Минна помнила день, когда отец вернулся. Он стоял в дверном проеме, словно живой мертвец, волосы седые и клочковатые, борода свисала с подбородка мочалкой. От его вида ее будто камнем ударило, а вся семья словно онемела. Марта отскочила, когда отец приблизился к ней, тогда он повернулся к Минне.
— Моя маленькая красавица, — ласково сказал он. Отец протянул к ней руки и крепко обнял, а она прижалась к его ребрам, проступающим под одеждой.
Вечером, когда они зажгли субботние свечи, семья вела себя тихо и осторожно, но в голосе матери звучали гнев и тревога, и даже годы спустя ни гнев, ни тревога не исчезли. Ее обида только возросла, когда отец нашел новую работу в качестве секретаря знаменитого экономиста и перевез семью в скромный дом на окраине еврейского района в Вене. «Но там живет вполне солидный еврейский средний класс», — уговаривал он, и многие его друзья разбогатели и стали влиятельными при Габсбургской монархии. Сотни еврейских семей, как и они, ринулись в город в те дни, подальше от растущего антисемитизма пригородов Гамбурга, ища счастья и культуру в несравненной Европе. Но все его увещевания пропускались мимо ушей, Эммелина скучала по родной Германии и винила Бермана за позор и нищету. В конце концов, собственная семья была если не богатой, то уважаемой и состоятельной, а все эти неприятности с тюремным заключением опозорили ее доброе имя.
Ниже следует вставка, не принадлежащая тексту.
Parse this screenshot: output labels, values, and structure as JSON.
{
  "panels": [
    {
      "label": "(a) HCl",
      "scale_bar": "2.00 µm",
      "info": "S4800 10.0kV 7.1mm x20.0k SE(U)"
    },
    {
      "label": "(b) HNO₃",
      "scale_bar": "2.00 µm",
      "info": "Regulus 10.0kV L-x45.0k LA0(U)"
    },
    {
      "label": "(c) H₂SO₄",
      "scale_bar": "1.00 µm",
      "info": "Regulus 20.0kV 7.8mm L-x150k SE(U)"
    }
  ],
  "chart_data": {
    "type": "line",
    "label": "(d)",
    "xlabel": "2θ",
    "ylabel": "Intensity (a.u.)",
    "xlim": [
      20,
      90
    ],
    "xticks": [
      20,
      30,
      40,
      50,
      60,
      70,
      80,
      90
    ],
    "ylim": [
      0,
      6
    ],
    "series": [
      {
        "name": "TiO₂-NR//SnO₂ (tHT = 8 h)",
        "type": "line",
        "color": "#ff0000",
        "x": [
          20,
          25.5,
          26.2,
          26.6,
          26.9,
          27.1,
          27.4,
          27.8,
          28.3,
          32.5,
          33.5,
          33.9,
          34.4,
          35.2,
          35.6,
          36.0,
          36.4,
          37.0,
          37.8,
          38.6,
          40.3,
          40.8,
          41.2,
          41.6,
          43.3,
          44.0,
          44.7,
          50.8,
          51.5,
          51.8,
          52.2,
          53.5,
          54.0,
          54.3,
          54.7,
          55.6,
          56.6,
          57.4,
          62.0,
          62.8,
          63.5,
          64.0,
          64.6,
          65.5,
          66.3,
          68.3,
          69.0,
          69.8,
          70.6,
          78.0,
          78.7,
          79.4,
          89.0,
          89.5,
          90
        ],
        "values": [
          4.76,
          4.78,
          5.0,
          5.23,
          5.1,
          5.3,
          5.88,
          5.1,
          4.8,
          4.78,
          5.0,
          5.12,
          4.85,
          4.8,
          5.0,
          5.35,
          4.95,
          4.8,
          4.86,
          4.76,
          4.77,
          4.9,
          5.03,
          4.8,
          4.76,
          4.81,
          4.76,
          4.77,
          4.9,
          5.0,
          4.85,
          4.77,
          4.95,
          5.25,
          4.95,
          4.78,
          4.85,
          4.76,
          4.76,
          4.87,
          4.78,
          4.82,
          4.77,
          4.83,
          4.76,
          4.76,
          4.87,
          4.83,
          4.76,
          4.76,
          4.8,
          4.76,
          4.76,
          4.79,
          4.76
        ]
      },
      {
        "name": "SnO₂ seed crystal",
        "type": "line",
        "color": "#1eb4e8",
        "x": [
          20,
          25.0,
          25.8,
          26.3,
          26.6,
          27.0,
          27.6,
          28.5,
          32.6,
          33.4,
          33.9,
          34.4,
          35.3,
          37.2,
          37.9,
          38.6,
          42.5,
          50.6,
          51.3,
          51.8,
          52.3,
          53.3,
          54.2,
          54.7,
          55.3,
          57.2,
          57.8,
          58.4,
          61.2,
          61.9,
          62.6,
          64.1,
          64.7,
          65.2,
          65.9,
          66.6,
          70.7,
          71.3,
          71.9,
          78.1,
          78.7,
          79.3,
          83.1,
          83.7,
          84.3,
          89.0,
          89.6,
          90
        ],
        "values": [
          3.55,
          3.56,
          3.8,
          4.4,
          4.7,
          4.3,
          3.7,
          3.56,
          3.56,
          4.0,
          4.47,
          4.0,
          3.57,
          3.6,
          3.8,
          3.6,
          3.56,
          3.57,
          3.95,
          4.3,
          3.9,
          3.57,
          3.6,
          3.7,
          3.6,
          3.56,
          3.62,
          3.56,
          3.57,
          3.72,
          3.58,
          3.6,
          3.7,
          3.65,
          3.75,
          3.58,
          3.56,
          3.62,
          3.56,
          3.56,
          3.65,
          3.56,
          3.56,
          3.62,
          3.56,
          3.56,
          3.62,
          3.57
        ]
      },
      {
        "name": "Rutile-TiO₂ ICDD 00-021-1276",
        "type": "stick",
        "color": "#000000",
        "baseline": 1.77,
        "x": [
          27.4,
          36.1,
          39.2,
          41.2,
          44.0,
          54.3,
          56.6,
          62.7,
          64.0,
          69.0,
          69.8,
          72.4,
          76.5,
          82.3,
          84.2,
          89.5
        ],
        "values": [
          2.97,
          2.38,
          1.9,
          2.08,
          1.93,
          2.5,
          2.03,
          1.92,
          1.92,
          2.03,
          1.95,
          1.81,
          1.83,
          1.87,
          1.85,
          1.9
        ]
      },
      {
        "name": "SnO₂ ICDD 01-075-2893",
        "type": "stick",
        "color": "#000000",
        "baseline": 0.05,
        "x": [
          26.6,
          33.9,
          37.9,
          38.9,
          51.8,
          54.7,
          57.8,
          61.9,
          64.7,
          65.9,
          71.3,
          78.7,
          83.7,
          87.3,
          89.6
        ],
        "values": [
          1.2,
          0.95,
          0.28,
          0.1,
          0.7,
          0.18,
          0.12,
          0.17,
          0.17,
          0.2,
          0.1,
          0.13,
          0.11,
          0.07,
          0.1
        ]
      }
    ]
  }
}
— Вена угнетает меня, — сварливо говорила она, — улицы невыносимо шумные. И все эти уродливые шпили!
— А мне здесь нравится, — обычно замечала Минна, спокойно и вызывающе, косвенно защищая отца. — Не то что в скучной провинции. В Гамбурге просто нечего делать.
Когда мать продолжала список обид на Вену — удручающий авангард, сырая погода, ветхие синагоги, — отец усаживался в кресло и лишь виновато улыбался. Минна садилась рядышком, и они играли в карты или читали. Минна часто будет вспоминать эти мгновения, когда их было только двое.
За день до его смерти Минна с отцом вышли на обычную вечернюю прогулку. На улицах Вены жизнь всегда била ключом, и Минна любовалась красиво одетыми мужчинами в шелковых цилиндрах, женщинами в изысканных шляпках, украшенных перьями, в модных туалетах и переливающихся меховых манто, когда они собирались у парадного подъезда отеля «Империал» или у популярного кафе «Централ». Она любила наблюдать ухоженные черные кареты, подъезжающие к ресторанам, полным людей, которые курили, смеялись, пили свежезаваренный горький кофе по-венски. Воздух полнился дымкой, светом, музыкой. И Минна думала, что любит этот город так же сильно, как мать ненавидит его.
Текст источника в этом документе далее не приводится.